Como relatam Fortunato de Souza e o diretor da Anion MacDermid, Airi Zanini, ambos ex-presidentes da Associação Brasileira de Tratamento de Superfície (ABTS), desde meados de 2011, nota-se uma estagnação nas encomendas, principalmente na indústria automotiva e nos itens voltados para o lar, como chuveiros e torneiras cromadas. São dois os fatores determinantes neste processo. O primeiro é que o próprio consumo brasileiro de carros e imóveis já não se expande no mesmo ritmo. O segundo fator, e mais importante, é o crescimento da importação de autopeças, veículos e outros produtos prontos, diminuindo as atividades da indústria brasileira e, consequentemente, a demanda por tratamentos químicos de superfície.

Os investimentos das empresas de processos químicos, porém, não estão parados. Ampliações, aquisições, parcerias e lançamentos de novos produtos estão na ordem do dia. O pano de fundo para os movimentos estratégicos, avalia Fortunato de Souza, é a percepção de que o número de players relevantes no mercado brasileiro deve se estreitar. “Hoje temos umas 70 empresas atuantes e, destas, as dez maiores dominam entre 60% e 70% dos negócios. Em cinco anos, serão umas 50 empresas, sendo entre cinco e oito realmente relevantes”, acredita o executivo. A pressão sobre o mercado brasileiro só tem aumentado com a retração de mercados importantes, como o europeu e o japonês, e a lenta recuperação americana. “Uma prova disso é que temos 27 expositores estrangeiros no Ebrats, nunca tivemos tantos”, diz.

Química e Derivados, Douglas Fortunato de Souza, coordenador geral do XIV Encontro Brasileiro de Tratamento de Superfícies
Souza: pressão mundial sobre o mercado local é crescente

Parcerias e aquisições – A Itamarati, empresa de Fortunato de Souza, é um exemplo desta tendência. Uma das poucas empresas brasileiras entre as principais no mercado local, a companhia fechou duas parcerias nos últimos anos, com a americana Haviland e com a alemã HSO. Dos alemães, a Itamarati trouxe para o Brasil uma linha de galvanização para plásticos ABS que passou a representar 10% do faturamento da empresa. Com a Haviland, a Itamarati teve acesso à tecnologia de zinco trivalente, que gera menor impacto ambiental que a tecnologia hexavalente utilizada anteriormente. Os banhos com cromo trivalente, por gerarem um menor custo de tratamento dos efluentes e também um menor risco à saúde humana, há muito tempo são predominantes nos principais mercados globais. No Brasil, onde os hexavalentes ditavam o mercado há cinco anos, os trivalentes ganharam força nos últimos anos e já prevalecem nos processos. “Com estas parcerias, hoje temos uma linha de produtos de ponta, que compete em iguais condições com as multinacionais que estão aqui”, diz Souza.

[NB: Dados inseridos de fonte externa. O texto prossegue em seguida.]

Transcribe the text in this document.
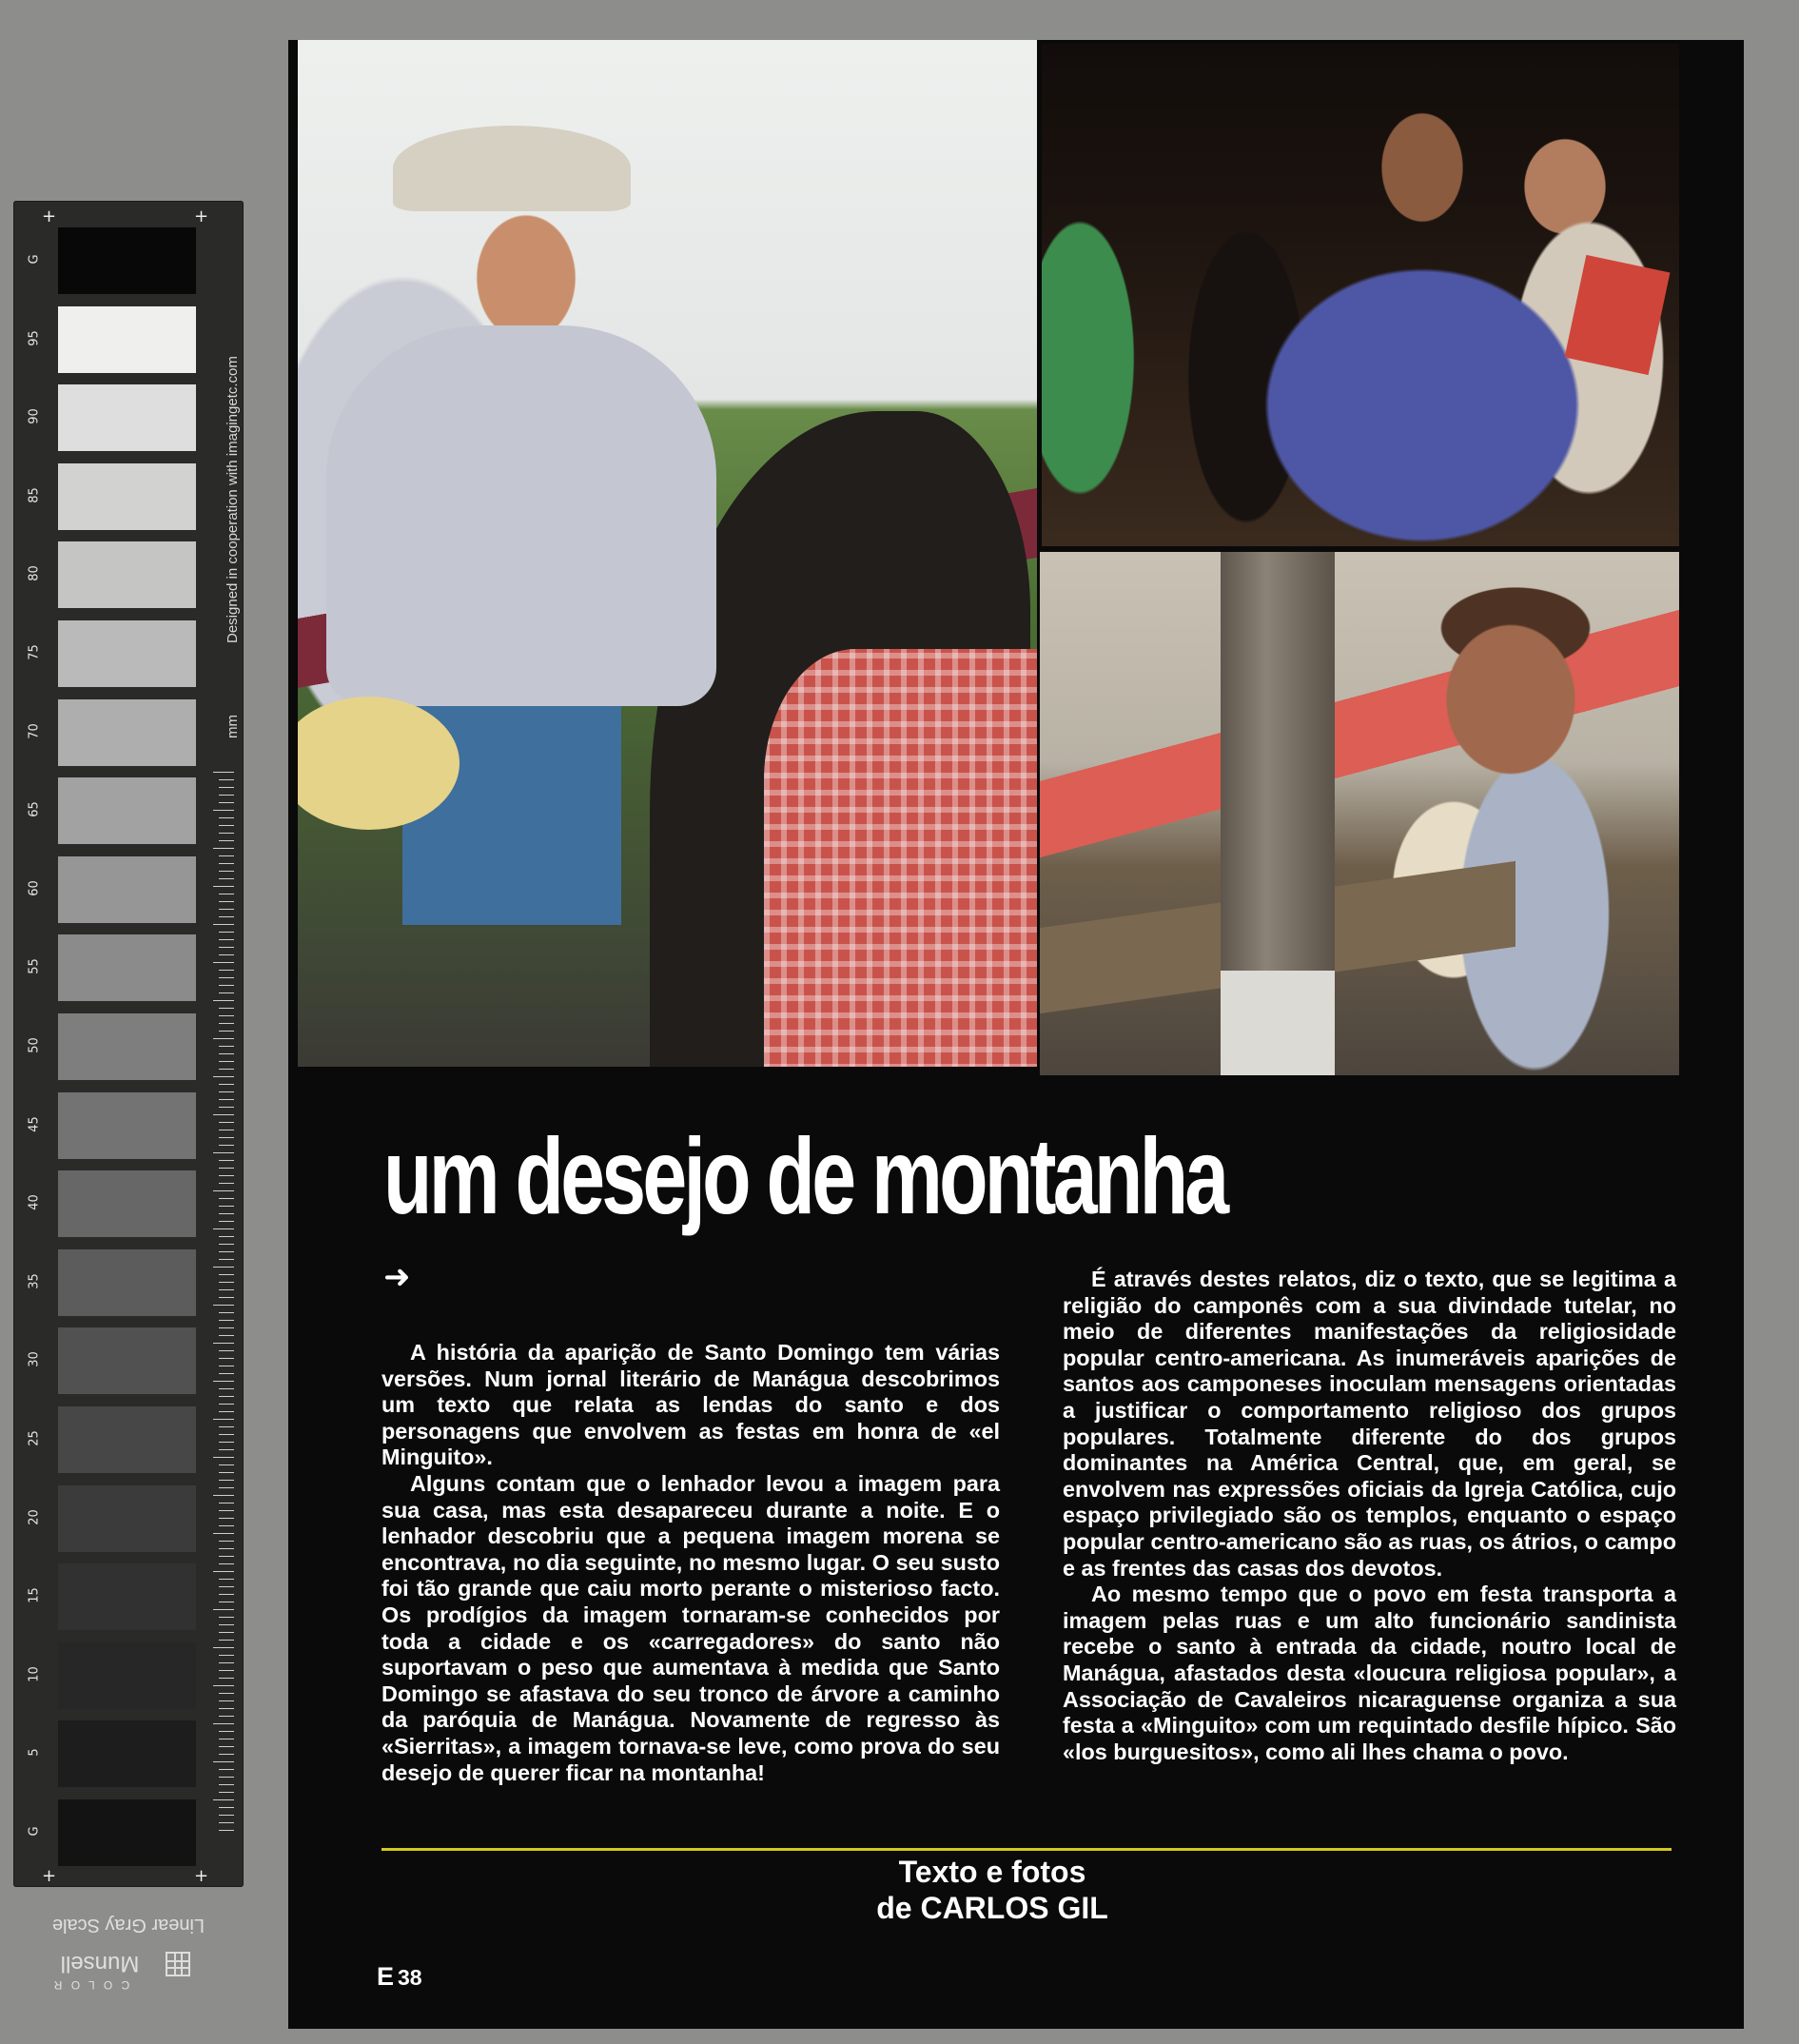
+	+
+	+
Designed in cooperation with imagingetc.com
mm
Linear Gray Scale
C O L O R
Munsell
G
95
90
85
80
75
70
65
60
55
50
45
40
35
30
25
20
15
10
5
G
um desejo de montanha
➜

A história da aparição de Santo Domingo tem várias versões. Num jornal literário de Manágua descobrimos um texto que relata as lendas do santo e dos personagens que envolvem as festas em honra de «el Minguito».

Alguns contam que o lenhador levou a imagem para sua casa, mas esta desapareceu durante a noite. E o lenhador descobriu que a pequena imagem morena se encontrava, no dia seguinte, no mesmo lugar. O seu susto foi tão grande que caiu morto perante o misterioso facto. Os prodígios da imagem tornaram-se conhecidos por toda a cidade e os «carregadores» do santo não suportavam o peso que aumentava à medida que Santo Domingo se afastava do seu tronco de árvore a caminho da paróquia de Manágua. Novamente de regresso às «Sierritas», a imagem tornava-se leve, como prova do seu desejo de querer ficar na montanha!

É através destes relatos, diz o texto, que se legitima a religião do camponês com a sua divindade tutelar, no meio de diferentes manifestações da religiosidade popular centro-americana. As inumeráveis aparições de santos aos camponeses inoculam mensagens orientadas a justificar o comportamento religioso dos grupos populares. Totalmente diferente do dos grupos dominantes na América Central, que, em geral, se envolvem nas expressões oficiais da Igreja Católica, cujo espaço privilegiado são os templos, enquanto o espaço popular centro-americano são as ruas, os átrios, o campo e as frentes das casas dos devotos.

Ao mesmo tempo que o povo em festa transporta a imagem pelas ruas e um alto funcionário sandinista recebe o santo à entrada da cidade, noutro local de Manágua, afastados desta «loucura religiosa popular», a Associação de Cavaleiros nicaraguense organiza a sua festa a «Minguito» com um requintado desfile hípico. São «los burguesitos», como ali lhes chama o povo.

Texto e fotos
de CARLOS GIL
E 38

O movimento estratégico que mais surpreendeu o mercado foi realizado pela americana MacDermid, que atua no Brasil desde 2001 por meio da Anion: em 1º de fevereiro assinou contrato de aquisição da brasileira Tecnorevest, a mais antiga do ramo no país, fundada em 1968 e até então comandada por Sérgio Pereira. No ano passado, a multinacional já havia adquirido a argentina Metalchem. Airi Zanini relata que uma das principais motivações das aquisições foi a necessidade de expansão da capacidade produtiva. A fábrica da Anion MacDermid, em Jandira, na Grande São Paulo, já estava com 100% de sua capacidade de produção, de 600 toneladas por mês, tomada. E a demanda já apontava para 900 t/mês. “Vamos levar parte de nossa produção para a fábrica da Tecnorevest no Paraná”, diz o executivo. Em Cambé-PR, será erguida uma nova fábrica, a MacDermid Offshore Fluidos. A expectativa da empresa é que a demanda pela linha de produtos offshore da companhia, hoje com 300 t/mês, chegue a 500 t/mês em dois anos. Entre as inovações recentes da companhia estão o sistema de eletrodeposição em cromo trivalente em tambores rotativos para peças a granel. E a linha top coat eletrolítica, desenvolvida pela Tecnorevest.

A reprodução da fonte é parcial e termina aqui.